Hasil menunjukkan bahwa penyakit baru yang paling banyak diderita adalah hipertensi dan gangguan kesehatan mental. Mahasiswa menjadi kelompok responden yang mendominasi gangguan kesehatan mental.
Selain berdampak buruk bagi kesehatan mental, jam kerja yang panjang dan dilakukan secara terus menerus juga berdampak buruk bagi kesehatan fisik. Menyadur dari Halodoc, hustle culture menyebabkan meningkatnya tekanan darah dan detak jantung.
Pasalnya kegiatan yang berlebihan dan hal ini berkontribusi terhadap resistensi insulin, aritmia, hiperkoagulasi dan iskemia yang nantinya akan menyebabkan penyakit diabetes. Orang-orang yang bekerja selama 55 jam perminggu juga akan meningkatkan fibrasi atrium, yang akan menyebabkan irama jantung tidak teratur dan menyebabkan gumpalan darah yang kemudian menjadi penyebab penyakit stroke.
Dengan banyaknya dampak negatif yang mengancam kesehatan fisik dan mental, tak lantas membuat para mahasiswa berhenti untuk melakukan tren gila kerja ini. Mereka beranggapan bahwa lebih baik berlelah-lelah dengan setumpul tugas dan kegiatan ketika kuliah, dibandingkan lulus dan bergelar sarjana dengan minim pengalaman yang akan mempersulit ketika mencari pekerjaan.
Anggapan tersebut tentu tidak sepenuhnya salah.

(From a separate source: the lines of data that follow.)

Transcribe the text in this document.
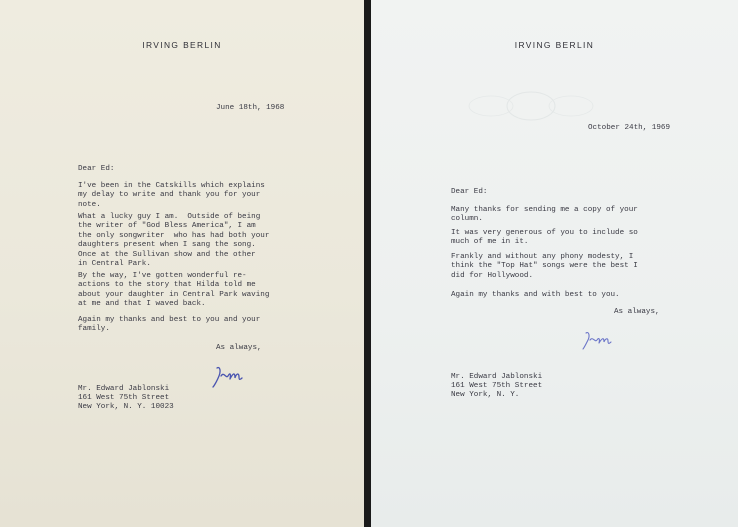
IRVING BERLIN
June 18th, 1968
Dear Ed:
I've been in the Catskills which explains
my delay to write and thank you for your
note.
What a lucky guy I am.  Outside of being
the writer of "God Bless America", I am
the only songwriter  who has had both your
daughters present when I sang the song.
Once at the Sullivan show and the other
in Central Park.
By the way, I've gotten wonderful re-
actions to the story that Hilda told me
about your daughter in Central Park waving
at me and that I waved back.
Again my thanks and best to you and your
family.
As always,
Mr. Edward Jablonski
161 West 75th Street
New York, N. Y. 10023
IRVING BERLIN
October 24th, 1969
Dear Ed:
Many thanks for sending me a copy of your
column.
It was very generous of you to include so
much of me in it.
Frankly and without any phony modesty, I
think the "Top Hat" songs were the best I
did for Hollywood.
Again my thanks and with best to you.
As always,
Mr. Edward Jablonski
161 West 75th Street
New York, N. Y.
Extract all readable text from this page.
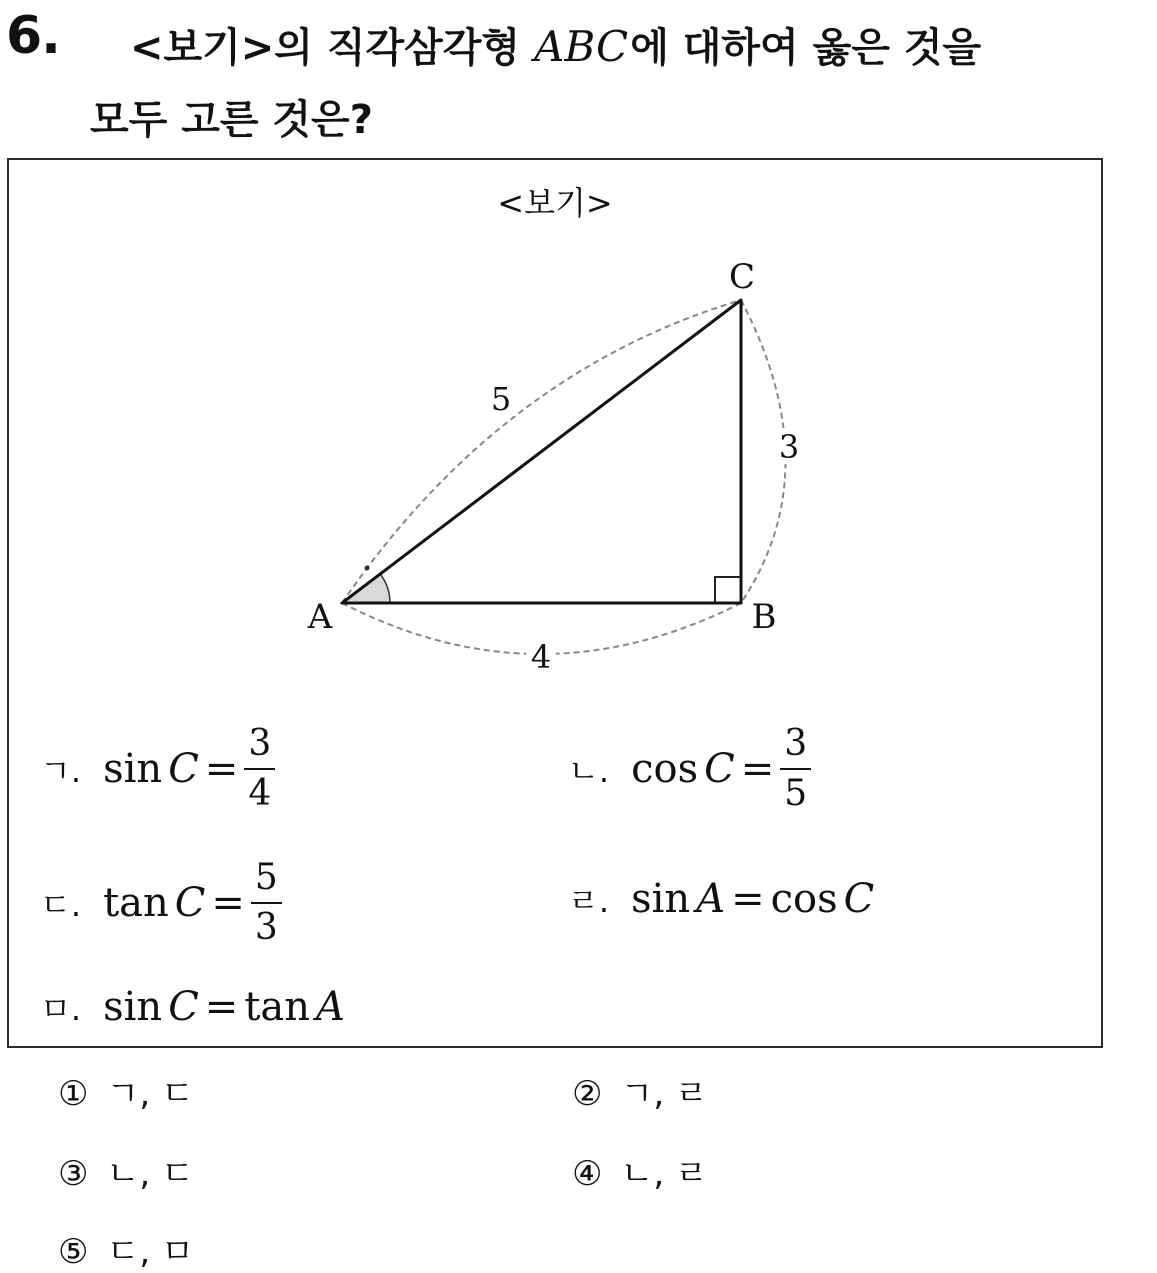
6. <보기>의 직각삼각형 ABC에 대하여 옳은 것을
모두 고른 것은?
<보기>
C
A	B
5
3
4
ㄱ. $\sin C = \frac{3}{4}$	ㄴ. $\cos C = \frac{3}{5}$
ㄷ. $\tan C = \frac{5}{3}$	ㄹ. sin A = cos C
ㅁ. sin C = tan A
① ㄱ, ㄷ	② ㄱ, ㄹ
③ ㄴ, ㄷ	④ ㄴ, ㄹ
⑤ ㄷ, ㅁ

Namun, sebagai manusia yang memiliki limot, tentu kita harus mendahululan kesehatan fisik dan mental kita di atas segalanya. Sepanjang tahun 2020 hingga 2021 pun tak sedikit kasus mahasiswa yang meninggal akibat sakit ataupun bunuh diri karena terlalu depresi dengan segala persoan mengenai dunia perkuliahan. Hal ini tentu harus menjadi perhatian penting untuk kita semua.
Melakukan kegiatan dengan sehat dan sesuai porsinya tentu akan menghindari kita dari beragam dampak negatif di atas. Pertanggungjawaban atas kegiatan akademik dan non akademik juga tetap perlu diperhatikan.
Selama kegiatan dilakukan secara online, kita harus mampu untuk membagi waktu untuk bekerja, belajar, istirahat dan melakukan hobi dan kegiatan yang disuka agar terhindar dari stres, kecemasan berlebih, depresi dan juga burnout.
Perlu adanya batasan yang bisa menjadi “rem” agar diri sendiri tidak melakukan kegiatan yang terlalu banyak dan berlebihan. Tidak perlu membandingkan diri dengan pencapaian orang lain dan fokus terhadap diri sendiri, menjadi kunci untuk tidak memforsir diri mengikuti standar yang orang lain buat. Pasalnya kapasitas setiap orang berbeda-beda dan yang diri kita perlu lakukan adalah mengutamakan kesehatan diri sendiri.
SUMBER:
Fauziyyah, Rifa, Riska Citra, dan Besral. 2021. Dampak Pembelajaran Jarak Jauh terhadap Tingkat Stress dan Kecemasan Mahasiswa selama Pandemi COVID-19. Vol. 1 (2). Hal 114.
Satriyo, Moch. dan Survival. 2014. Stres Kerja Terhadap Burnout Serta Implikasinya Pada Kinerja. Vol. 3 (2). Hal 53.